UNSPEAKABLE horror is gripping Tenby in a new book by an established author - with nearly 50 real-life local people appearing as some of the dark tale’s characters.

Black Snow has been six years in the creation for Malcolm Stacey, and within nearly 400 pages, he re-visits the sinister themes and creepy atmospheres of the best Victorian novelists and brings them up to date in Tenby.

Malcolm - a former investigative journalist with BBC tv and Radio Four - has made his home in Tenby since 2000. He has written eight non-fiction books, including best-sellers Armchair Tycoon and SuperScrooge, and currently writes on stocks and shares on shareprophets.com, where he has up to 80,000 readers a week.

But Black Snow is his first literary venture into the shadowy world of horror, ghosts and crime and he proudly describes the result as ‘Dan Brown meets Stephen King’.

Black Snow features an arch-villain with his unearthly gang of strange helpers and his plans to destroy Tenby.
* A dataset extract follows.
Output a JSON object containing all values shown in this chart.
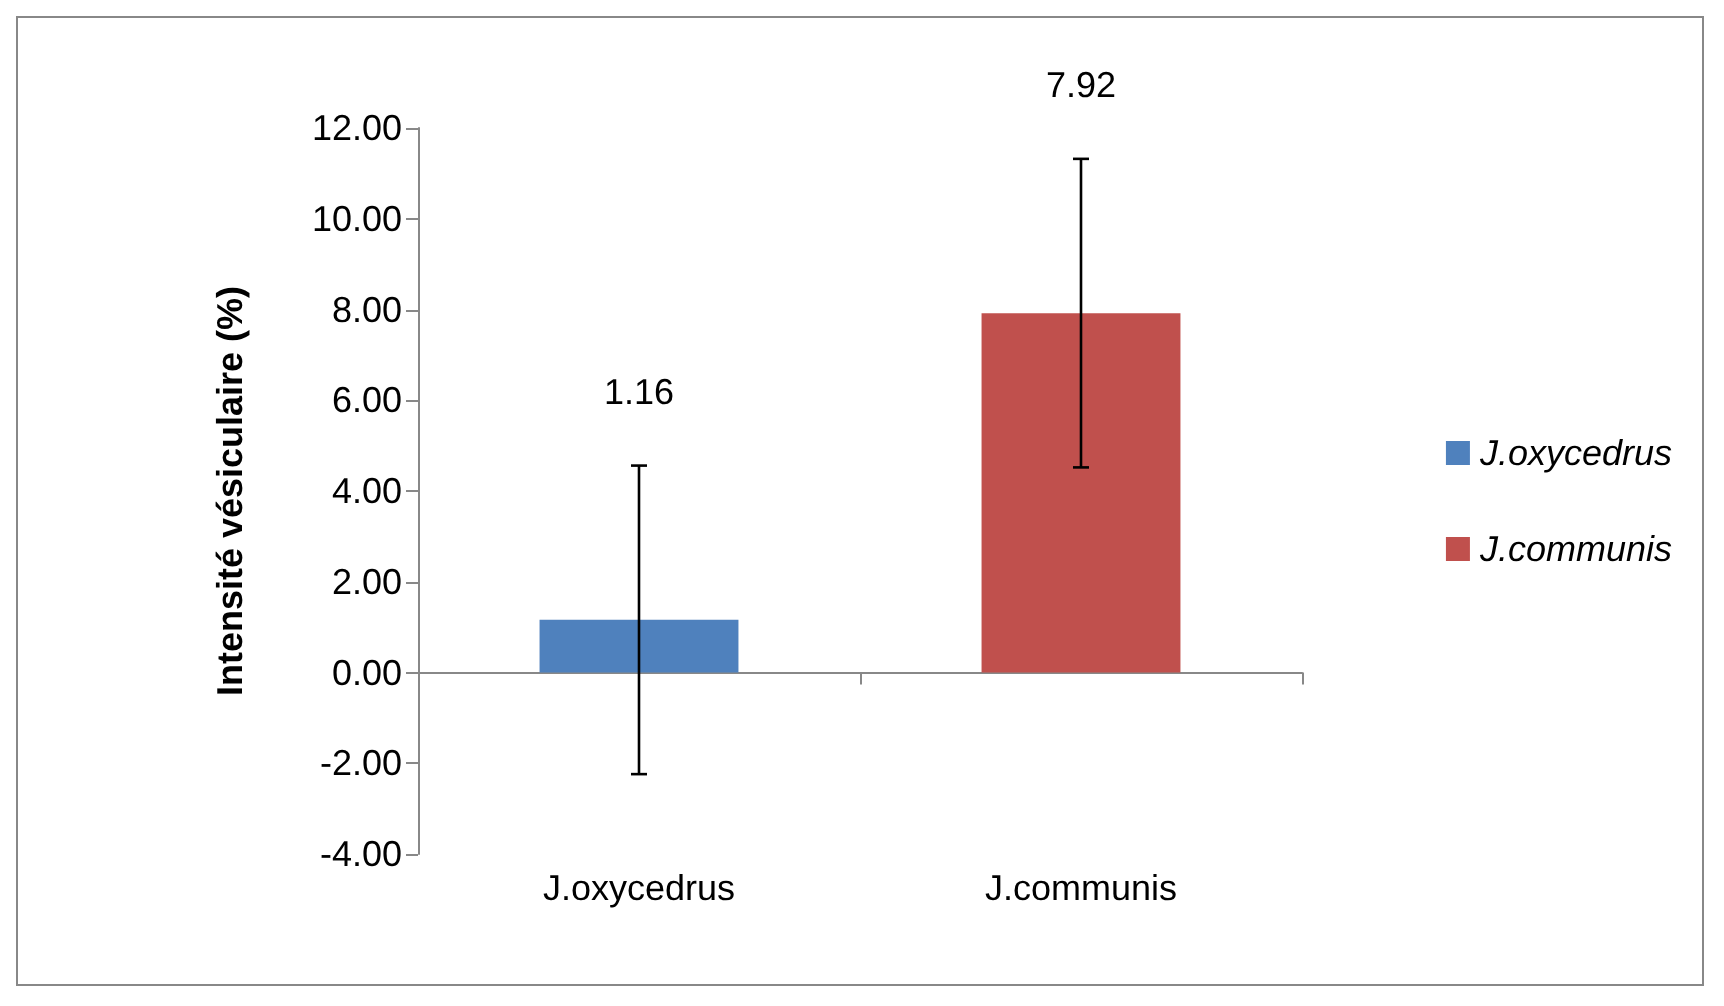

A difficult woman with a mysterious past recruits local residents to thwart his evil scheme If they don’t, then the town is doomed.
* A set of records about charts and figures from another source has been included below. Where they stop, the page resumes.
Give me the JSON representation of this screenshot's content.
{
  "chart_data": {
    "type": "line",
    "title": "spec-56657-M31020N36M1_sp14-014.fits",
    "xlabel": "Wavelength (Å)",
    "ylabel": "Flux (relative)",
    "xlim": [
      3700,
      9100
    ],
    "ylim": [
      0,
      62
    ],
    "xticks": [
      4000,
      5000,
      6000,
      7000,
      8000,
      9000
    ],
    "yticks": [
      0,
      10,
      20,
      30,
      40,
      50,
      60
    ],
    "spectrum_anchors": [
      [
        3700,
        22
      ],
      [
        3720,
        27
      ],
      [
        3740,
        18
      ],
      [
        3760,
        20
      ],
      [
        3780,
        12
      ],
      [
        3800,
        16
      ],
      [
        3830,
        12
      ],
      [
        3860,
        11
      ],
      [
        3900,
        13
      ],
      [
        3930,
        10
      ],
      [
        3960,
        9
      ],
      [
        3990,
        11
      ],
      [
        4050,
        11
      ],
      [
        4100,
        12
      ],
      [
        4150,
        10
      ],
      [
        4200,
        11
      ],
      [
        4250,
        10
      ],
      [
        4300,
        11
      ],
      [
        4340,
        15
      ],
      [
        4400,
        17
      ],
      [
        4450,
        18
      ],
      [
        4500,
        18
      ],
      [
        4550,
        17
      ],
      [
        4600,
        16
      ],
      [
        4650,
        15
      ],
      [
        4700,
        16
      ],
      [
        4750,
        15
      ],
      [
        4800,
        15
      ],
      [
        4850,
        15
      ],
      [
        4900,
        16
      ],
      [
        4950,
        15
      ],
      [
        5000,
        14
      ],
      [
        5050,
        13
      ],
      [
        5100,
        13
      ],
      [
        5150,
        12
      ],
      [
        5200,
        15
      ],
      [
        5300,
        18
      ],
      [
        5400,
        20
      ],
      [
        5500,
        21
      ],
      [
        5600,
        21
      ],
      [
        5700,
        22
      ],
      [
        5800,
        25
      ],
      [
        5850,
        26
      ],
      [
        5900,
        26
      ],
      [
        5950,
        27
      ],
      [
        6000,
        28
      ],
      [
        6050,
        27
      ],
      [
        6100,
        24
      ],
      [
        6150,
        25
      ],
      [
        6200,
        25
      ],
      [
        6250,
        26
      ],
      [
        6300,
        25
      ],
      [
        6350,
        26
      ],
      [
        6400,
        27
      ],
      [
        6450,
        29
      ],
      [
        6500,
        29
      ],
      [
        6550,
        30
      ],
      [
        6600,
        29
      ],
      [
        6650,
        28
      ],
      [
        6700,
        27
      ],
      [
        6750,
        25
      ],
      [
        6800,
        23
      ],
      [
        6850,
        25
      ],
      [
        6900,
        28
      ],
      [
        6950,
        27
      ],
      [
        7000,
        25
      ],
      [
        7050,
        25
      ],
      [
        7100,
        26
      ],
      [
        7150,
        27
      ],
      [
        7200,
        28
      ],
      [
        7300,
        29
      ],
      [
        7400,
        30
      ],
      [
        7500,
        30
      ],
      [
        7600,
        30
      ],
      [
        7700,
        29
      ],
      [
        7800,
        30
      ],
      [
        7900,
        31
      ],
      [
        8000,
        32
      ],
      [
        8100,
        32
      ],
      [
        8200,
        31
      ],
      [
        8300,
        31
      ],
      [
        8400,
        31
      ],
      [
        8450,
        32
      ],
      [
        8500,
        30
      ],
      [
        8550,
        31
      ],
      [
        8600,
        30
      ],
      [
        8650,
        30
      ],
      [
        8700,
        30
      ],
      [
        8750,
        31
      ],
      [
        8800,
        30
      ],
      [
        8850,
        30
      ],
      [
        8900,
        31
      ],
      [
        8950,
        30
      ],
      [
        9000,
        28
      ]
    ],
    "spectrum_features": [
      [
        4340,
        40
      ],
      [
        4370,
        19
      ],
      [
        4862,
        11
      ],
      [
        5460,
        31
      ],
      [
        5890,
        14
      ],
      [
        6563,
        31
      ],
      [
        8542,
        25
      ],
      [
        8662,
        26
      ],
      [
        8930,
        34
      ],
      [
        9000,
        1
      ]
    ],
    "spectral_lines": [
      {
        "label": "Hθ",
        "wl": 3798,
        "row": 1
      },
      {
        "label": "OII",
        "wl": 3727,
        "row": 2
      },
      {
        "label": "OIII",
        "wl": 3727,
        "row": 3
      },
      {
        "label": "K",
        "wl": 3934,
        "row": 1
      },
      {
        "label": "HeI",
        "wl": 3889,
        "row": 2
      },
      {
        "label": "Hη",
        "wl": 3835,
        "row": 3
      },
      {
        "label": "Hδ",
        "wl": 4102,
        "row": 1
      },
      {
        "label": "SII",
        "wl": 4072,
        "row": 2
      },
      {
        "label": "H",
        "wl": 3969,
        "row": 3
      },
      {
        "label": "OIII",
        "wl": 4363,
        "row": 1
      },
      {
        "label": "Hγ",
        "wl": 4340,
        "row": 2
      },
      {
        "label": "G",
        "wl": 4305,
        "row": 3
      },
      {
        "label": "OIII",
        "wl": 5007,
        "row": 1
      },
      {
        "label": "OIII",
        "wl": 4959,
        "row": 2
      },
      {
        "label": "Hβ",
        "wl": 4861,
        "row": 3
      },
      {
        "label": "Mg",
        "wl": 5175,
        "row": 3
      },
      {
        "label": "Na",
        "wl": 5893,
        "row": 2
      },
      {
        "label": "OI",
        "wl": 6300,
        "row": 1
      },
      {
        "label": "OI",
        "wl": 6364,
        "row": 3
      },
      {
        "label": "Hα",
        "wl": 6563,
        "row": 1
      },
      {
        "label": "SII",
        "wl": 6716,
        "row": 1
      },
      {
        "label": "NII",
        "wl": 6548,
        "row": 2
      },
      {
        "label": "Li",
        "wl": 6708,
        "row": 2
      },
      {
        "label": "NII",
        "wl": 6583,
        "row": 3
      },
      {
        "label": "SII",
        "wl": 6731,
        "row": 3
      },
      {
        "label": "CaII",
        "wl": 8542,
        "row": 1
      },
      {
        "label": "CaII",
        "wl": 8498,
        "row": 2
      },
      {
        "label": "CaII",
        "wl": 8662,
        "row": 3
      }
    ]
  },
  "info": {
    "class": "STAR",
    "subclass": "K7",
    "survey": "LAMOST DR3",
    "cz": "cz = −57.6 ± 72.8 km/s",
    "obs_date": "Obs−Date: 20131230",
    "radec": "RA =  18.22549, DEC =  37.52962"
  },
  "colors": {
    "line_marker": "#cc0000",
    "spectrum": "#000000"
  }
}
Said Malcolm: “Behind the holiday fun, Tenby has always seemed to me a rather spooky place. It’s crammed with old buildings, narrow passageways and sits on a network of hidden tunnels.
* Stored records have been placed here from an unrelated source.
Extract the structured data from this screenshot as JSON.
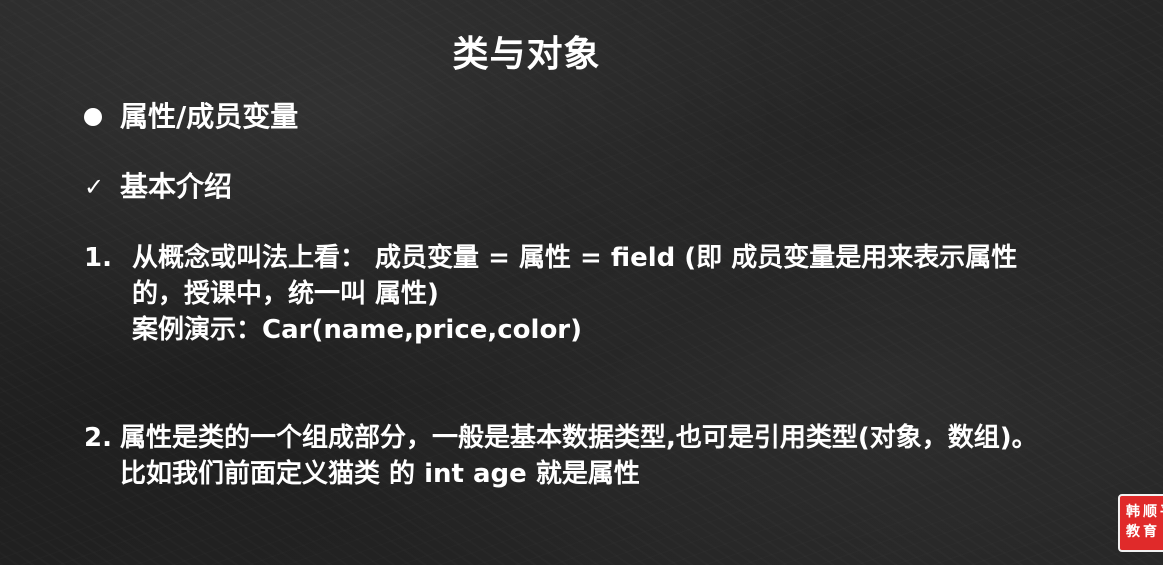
{
  "slide": {
    "title": "类与对象",
    "bullet": "属性/成员变量",
    "check_label": "基本介绍",
    "check_symbol": "✓",
    "item1": {
      "num": "1.",
      "line1": "从概念或叫法上看： 成员变量 = 属性 = field  (即 成员变量是用来表示属性",
      "line2": "的，授课中，统一叫 属性)",
      "line3": "案例演示：Car(name,price,color)"
    },
    "item2": {
      "num": "2.",
      "line1": "属性是类的一个组成部分，一般是基本数据类型,也可是引用类型(对象，数组)。",
      "line2": "比如我们前面定义猫类 的 int age 就是属性"
    },
    "logo": {
      "line1": "韩顺平",
      "line2": "教育"
    }
  },
  "colors": {
    "background": "#1e1e1e",
    "text": "#ffffff",
    "logo_red": "#e02a2a"
  }
}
“It’s a town full of unsolved mysteries and so is an ideal setting for a tale of the supernatural.”

There is, revealed Malcolm, “a high body count” in Black Snow - one of the unfortunates being Saundersfoot landscape gardener and builder Geoff Allport, who meets death by a mysterious drowning.

Geoff was one of the first people to read the book. He said: “The book is very atmospheric and imaginative. It was a strange experience to read it and suddenly find myself there in the story. Luckily I’d been warned by Malcom I was going to meet a sticky end.”

No real-life characters in the book are put in an unflattering light, assured the author.

He added: “Though their correct names are used, their thoughts and actions are, of course, pure fiction.

“That’s a good job, too, as only the brave would want to read Black Snow at bedtime. I’ve certainly tried to make it frightening.”

l Black Snow by Malcolm Stacey is now on Amazon Kindle for £1.99, with the print version on sale everywhere from between £7 and £12.